It's a story of deception, love, fantastic costumes, charming characters, and stuck-in-your-head musical numbers – and although it's set 100 years ago, “The Music Man” is a production that holds strong in today's world.
“It's such a good family show,” said Mandy Gambal, who plays leading lady Marian Paroo in the show. “Not only that, but the music is so beautiful, and everyone knows a song or two.”
“The Music Man” has been performed in venues throughout the world, as well as turned into a movie (twice), and will come to the Little Theatre of Wilkes-Barre stage this weekend.
It tells the story of con man Harold Hill (played by Scott Colin of Little Theatre) who goes from town to town posing as a band leader, selling instruments and uniforms to na´ve residents before leaving with their money.
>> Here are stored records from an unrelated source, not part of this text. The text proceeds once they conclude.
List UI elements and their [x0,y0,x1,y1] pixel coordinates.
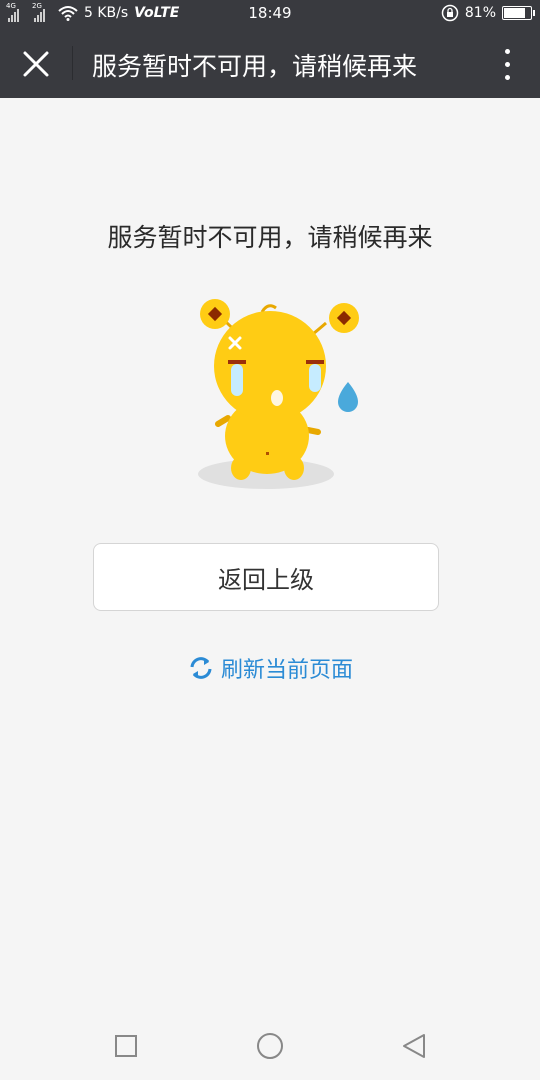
close-button[interactable] [14,42,58,86]
sad-mascot-icon [198,299,359,489]
battery-fill [504,8,525,18]
close-icon [23,51,49,77]
title-bar: 服务暂时不可用，请稍候再来 [0,28,540,98]
error-message: 服务暂时不可用，请稍候再来 [107,223,433,252]
recents-button[interactable] [108,1028,144,1064]
more-menu-button[interactable] [500,46,514,82]
title-divider [72,46,73,80]
page-title: 服务暂时不可用，请稍候再来 [92,52,418,81]
battery-percent: 81% [464,5,496,21]
refresh-icon [190,657,212,679]
back-nav-button[interactable] [396,1028,432,1064]
status-right: 81% [441,4,535,22]
home-button[interactable] [252,1028,288,1064]
circle-home-icon [257,1033,283,1059]
refresh-link[interactable]: 刷新当前页面 [0,652,540,684]
back-button[interactable]: 返回上级 [93,543,439,611]
status-bar: 4G 2G 5 KB/s VoLTE 18:49 81% [0,0,540,28]
square-recents-icon [115,1035,137,1057]
navigation-bar [0,1010,540,1080]
rotation-lock-icon [441,4,459,22]
triangle-back-icon [403,1034,425,1058]
battery-icon [502,6,535,20]
screen: 4G 2G 5 KB/s VoLTE 18:49 81% 服务暂时不可用，请稍候… [0,0,540,1080]
more-vert-icon [500,49,514,80]
refresh-label: 刷新当前页面 [220,658,353,683]
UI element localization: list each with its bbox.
He comes to River City, Iowa, where he meets Gambal's character, the town librarian that, despite seeing right through Hill's act, falls in love with him.
Gambal is no stranger to the ways of her character, as she has played her before at different venues.
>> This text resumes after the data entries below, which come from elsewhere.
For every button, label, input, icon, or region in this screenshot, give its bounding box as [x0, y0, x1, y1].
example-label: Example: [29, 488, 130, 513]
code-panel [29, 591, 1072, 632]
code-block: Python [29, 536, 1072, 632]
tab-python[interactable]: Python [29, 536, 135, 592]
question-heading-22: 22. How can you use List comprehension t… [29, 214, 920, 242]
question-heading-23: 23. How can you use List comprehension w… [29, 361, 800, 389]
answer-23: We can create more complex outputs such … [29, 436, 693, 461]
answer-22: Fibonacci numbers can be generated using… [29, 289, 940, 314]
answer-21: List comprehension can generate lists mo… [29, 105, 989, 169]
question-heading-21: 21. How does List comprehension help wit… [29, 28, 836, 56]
“I could play this role every night and keep it fresh,” she said. “I love it. I love this role.”
Warren Rosengrant plays the part of Mayor George Shinn, a man who has his hands full even before Hill comes to town.
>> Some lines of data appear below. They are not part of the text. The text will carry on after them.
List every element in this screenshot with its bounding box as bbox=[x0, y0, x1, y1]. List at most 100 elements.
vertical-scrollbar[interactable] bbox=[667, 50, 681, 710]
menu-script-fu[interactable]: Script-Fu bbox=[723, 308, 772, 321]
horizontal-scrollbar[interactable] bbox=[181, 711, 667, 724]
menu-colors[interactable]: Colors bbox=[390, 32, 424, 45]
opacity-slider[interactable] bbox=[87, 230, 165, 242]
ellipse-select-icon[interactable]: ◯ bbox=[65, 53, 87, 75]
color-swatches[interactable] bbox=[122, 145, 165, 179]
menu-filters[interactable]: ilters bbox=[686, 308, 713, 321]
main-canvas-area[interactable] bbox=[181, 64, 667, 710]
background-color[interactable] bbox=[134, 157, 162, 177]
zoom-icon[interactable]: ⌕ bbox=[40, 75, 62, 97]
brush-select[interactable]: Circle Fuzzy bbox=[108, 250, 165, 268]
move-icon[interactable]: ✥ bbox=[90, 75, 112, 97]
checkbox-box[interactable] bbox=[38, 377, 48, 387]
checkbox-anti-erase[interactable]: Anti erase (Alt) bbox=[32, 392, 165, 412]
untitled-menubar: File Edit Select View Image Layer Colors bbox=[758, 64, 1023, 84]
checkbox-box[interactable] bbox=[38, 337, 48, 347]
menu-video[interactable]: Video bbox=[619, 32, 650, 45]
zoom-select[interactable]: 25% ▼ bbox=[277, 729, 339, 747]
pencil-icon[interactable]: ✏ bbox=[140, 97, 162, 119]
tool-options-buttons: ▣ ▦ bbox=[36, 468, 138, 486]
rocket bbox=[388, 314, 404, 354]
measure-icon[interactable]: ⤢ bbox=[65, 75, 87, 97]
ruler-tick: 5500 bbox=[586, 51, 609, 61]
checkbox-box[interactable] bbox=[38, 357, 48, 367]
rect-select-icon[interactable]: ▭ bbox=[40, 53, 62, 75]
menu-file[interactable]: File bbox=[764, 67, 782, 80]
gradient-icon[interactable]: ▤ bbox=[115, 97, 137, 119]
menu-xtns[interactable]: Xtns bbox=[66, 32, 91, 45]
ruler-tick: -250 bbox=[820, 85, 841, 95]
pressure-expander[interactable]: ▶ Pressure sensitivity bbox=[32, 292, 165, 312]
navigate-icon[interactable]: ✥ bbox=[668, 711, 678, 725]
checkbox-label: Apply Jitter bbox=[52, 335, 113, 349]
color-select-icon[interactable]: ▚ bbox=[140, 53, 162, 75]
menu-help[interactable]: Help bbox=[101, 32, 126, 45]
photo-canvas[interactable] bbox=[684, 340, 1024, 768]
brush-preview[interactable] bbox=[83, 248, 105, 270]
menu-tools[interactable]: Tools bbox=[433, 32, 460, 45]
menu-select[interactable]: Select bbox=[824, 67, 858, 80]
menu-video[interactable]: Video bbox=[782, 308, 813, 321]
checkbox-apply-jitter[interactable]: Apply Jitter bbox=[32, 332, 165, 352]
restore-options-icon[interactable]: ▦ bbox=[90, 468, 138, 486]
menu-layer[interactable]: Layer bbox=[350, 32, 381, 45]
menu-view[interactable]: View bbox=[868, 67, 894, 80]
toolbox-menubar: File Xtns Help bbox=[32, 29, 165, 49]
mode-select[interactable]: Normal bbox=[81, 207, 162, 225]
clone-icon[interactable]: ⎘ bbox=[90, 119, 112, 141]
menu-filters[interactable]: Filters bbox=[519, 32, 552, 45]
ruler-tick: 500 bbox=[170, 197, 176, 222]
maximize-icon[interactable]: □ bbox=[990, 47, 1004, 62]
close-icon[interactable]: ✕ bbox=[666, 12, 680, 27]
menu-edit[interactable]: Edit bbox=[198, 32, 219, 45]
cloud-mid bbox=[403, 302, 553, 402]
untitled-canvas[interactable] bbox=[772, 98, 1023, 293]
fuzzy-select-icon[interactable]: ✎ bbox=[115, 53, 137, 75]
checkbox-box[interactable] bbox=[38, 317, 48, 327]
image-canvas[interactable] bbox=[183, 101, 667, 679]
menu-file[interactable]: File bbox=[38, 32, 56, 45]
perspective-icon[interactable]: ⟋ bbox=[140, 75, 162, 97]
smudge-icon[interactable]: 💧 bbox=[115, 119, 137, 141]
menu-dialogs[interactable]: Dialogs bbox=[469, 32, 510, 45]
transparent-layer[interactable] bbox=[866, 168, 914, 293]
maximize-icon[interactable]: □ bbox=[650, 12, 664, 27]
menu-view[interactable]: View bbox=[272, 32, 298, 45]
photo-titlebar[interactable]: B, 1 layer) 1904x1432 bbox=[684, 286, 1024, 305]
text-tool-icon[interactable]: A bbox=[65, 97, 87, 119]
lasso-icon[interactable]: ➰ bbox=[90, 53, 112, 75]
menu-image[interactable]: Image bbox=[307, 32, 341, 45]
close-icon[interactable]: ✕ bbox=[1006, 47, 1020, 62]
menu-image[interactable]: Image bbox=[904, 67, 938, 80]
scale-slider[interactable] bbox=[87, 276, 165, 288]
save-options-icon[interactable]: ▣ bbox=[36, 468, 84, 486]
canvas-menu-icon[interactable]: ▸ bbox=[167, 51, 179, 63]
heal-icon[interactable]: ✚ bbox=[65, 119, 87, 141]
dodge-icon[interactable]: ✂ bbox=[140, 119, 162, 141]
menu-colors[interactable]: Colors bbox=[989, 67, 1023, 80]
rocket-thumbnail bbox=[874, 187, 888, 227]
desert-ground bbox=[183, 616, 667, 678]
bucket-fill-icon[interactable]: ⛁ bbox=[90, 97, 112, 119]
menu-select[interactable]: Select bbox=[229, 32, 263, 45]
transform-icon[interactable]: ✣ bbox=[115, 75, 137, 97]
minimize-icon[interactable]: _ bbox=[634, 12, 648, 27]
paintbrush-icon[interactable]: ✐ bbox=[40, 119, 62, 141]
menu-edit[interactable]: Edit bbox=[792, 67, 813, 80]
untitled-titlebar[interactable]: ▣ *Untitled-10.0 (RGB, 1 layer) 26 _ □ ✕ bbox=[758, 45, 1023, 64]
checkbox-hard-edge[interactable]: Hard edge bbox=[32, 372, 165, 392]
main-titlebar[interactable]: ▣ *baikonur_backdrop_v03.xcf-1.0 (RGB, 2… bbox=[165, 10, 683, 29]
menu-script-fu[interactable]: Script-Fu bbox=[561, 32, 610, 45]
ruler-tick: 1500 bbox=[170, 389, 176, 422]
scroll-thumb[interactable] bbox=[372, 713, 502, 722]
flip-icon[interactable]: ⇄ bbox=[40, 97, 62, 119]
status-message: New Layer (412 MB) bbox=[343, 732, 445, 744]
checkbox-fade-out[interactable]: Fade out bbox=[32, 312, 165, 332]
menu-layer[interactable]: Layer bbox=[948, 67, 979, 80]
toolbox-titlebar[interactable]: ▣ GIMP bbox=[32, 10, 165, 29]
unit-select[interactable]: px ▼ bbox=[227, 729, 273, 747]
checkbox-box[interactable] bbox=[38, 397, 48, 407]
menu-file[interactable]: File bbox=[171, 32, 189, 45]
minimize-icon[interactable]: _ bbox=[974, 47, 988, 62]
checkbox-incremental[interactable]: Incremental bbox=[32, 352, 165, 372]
“He gets grief from school board members, he's tough with his kids, he's in charge of all the festivities on the picnic grounds, and here comes this spellbinder,” Rosengrant said, “but he knows he's a swindler. 'Oh no, I'm not buying any of these games he's playing with people.'”
Rosengrant is quite the character himself, joking that he had no idea the play was even going on this weekend and that perhaps he should clear his schedule to go perform, but his personality is a good fit for Shinn, a character he describes as “bombastic,” “vibrant,” and “a pretty darn nice guy.”
Even his castmates see the perfect match, especially Barbara Wilson, who plays Shinn's wife, Eulalie Mackecknie.
“She's a match to the mayor in hubris and self-importance,” Wilson said. “She's fun and she's a little outrageous, like her husband, but let me tell you, I cannot match up to Warren on stage. He is just such a good reflection of Mayor Shin.”
Wilson also had a hand off-stage costuming the cast, something she called a bit of a challenge. She studied the fashions of the time, which she said were “changing, becoming less restrictive for women,” something reflected on stage.
The costumes, while beautiful, aren't just there for decoration. In the case of Marian, it tells a story.
“My character starts out very prim and proper, hair pinned up, long dresses with coats,” Gambal said, “but by the end of Act I, she's starting to fall in love, so by Act II, the hair comes down, the dress is a little lower cut, and, finally, in the big romantic scene, I wear a gorgeous light lavender, very flowy dress.”
And yet, even though the characters and costumes are something to suck audiences in, the biggest draw is the music, which includes classic songs like “Goodnight, My Someone” and “Seventy-Six Trombones.”
“There's not a song you can't leave singing,” Wilson said. “It's also about the idea of the change music brought to the town, which is something I believe in: music enhances life.”